Papua gegen uns
Regie:  Heizo Schulze  Genre: Dokumentarfilm  Jahr: 2006    Länge: 83 min
Kamera: Heizo Schulze, Christoph Kadlubski    
Darsteller:      
Ton: Heizo Schulze    Musik: Stämme der Dani & Lani    Schnitt: Heizo Schulze    webside: www.west-papua.info

Inhalt:  Die Erde schrumpft. Eine ostdeutsche Reisegruppe begibt sich auf Trekkingtour in den Dschungel West-Papuas.

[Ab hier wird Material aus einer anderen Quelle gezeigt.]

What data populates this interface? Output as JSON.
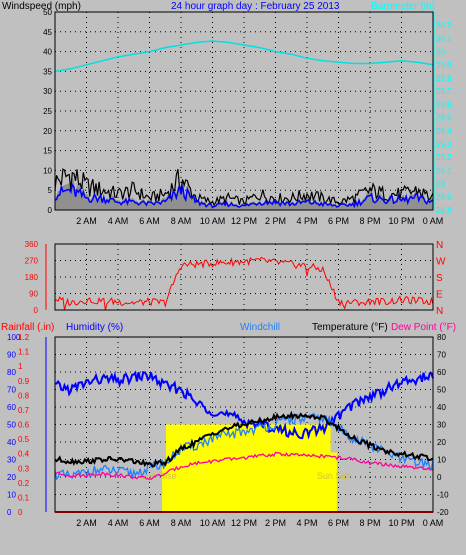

Durch Gespräche mit drei sehr unterschiedlichen Persönlichkeiten der gastfreundlichen Stämme der Dani und Lani erfahren wir von der noch fast ursprünglichen Welt, dem Denken und Handeln dieser Menschen. Sie verraten, was für sie Tradition und Glaube, Geld sowie Sexualität und Partnerschaft bedeuten. Mit den Reflexionen der Reisenden erleben wir den Kontrast der so verschiedenen Weltbilder in dieser atemberaubenden Natur. So sehr sich die neugierigen deutschen Urlauber auch mühen, dem Urvolk behutsam nahe zu kommen, bleiben sie doch eigenartige Fremdlinge aus einer anderen Welt.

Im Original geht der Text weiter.